# 2008 Autotrail Preview Brochure



## andynkim (Apr 9, 2007)

Hi all
Although I have not posted up to know as I am waiting delivery of one of the first 2008 chyenne 660's I have been learning a lot from everyone for the expected delivery 1st week in october.
I have just noticed that there is know a brosure downloadable from the Autotrail site re the 2008 spec.

Look here http://www.auto-trail.co.uk/2008/2008-newsletter.pdf

Thanks to everyone for all the usefull tips I have found on this site, I have not yet subscribed but will when I need to buy some insurance.

Cheers All Andy Penn


----------



## Chascass (May 10, 2007)

Hi Andy
It will be the best £10 you have spent if you subscribe, and I hope you are as pleased with your 660 as we are with our's

Chas


----------



## andynkim (Apr 9, 2007)

Hi Chas
As soon as I here that it is on its way from grimsby, I will be spending £10 and reaping the rewards.

Cheers Andy


----------



## 107216 (Sep 24, 2007)

I am desperate to get my hands on a preview of what Autotrail are doing for 2008, cant can you help me download from my computer "why i ask" can you help please?

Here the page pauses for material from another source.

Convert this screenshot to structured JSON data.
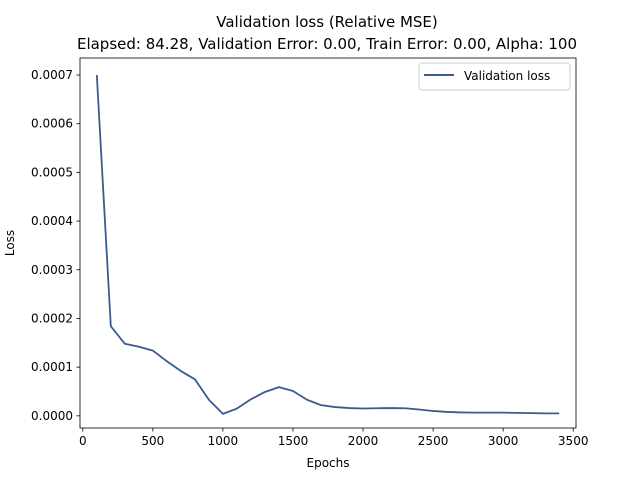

Harold.


----------



## themariners (Mar 11, 2007)

Hi Andypenn,

I would not hold your breath regarding delivery of your new Autotrail for the first week in October.

We have been waiting since August for our new Tracker which we was promised, the delivery date just keeps moving.

my husband has been in contact with the dealers today and they rang Autotrail for us, we have now been promised the 2nd week in October and it will be one of the first 2008 models so they tell us.

We only live 5 miles away from Autotrail Factory and when my husband was on the way to work he saw 5 Mecedes cabs been delivered there if you are having on of these you will probably be in luck.

Keep your fingers crossed and good luck to you.
Sue.


----------



## andynkim (Apr 9, 2007)

Hi Sue
I know what you mean it was originally expected at the beginning of sept, But I Emailed the Sales Manager at Autotrail Scott Stephens and he said it was on the production line and expected to be ready for delivery on the 5th oct so fingers crossed.

Andy


----------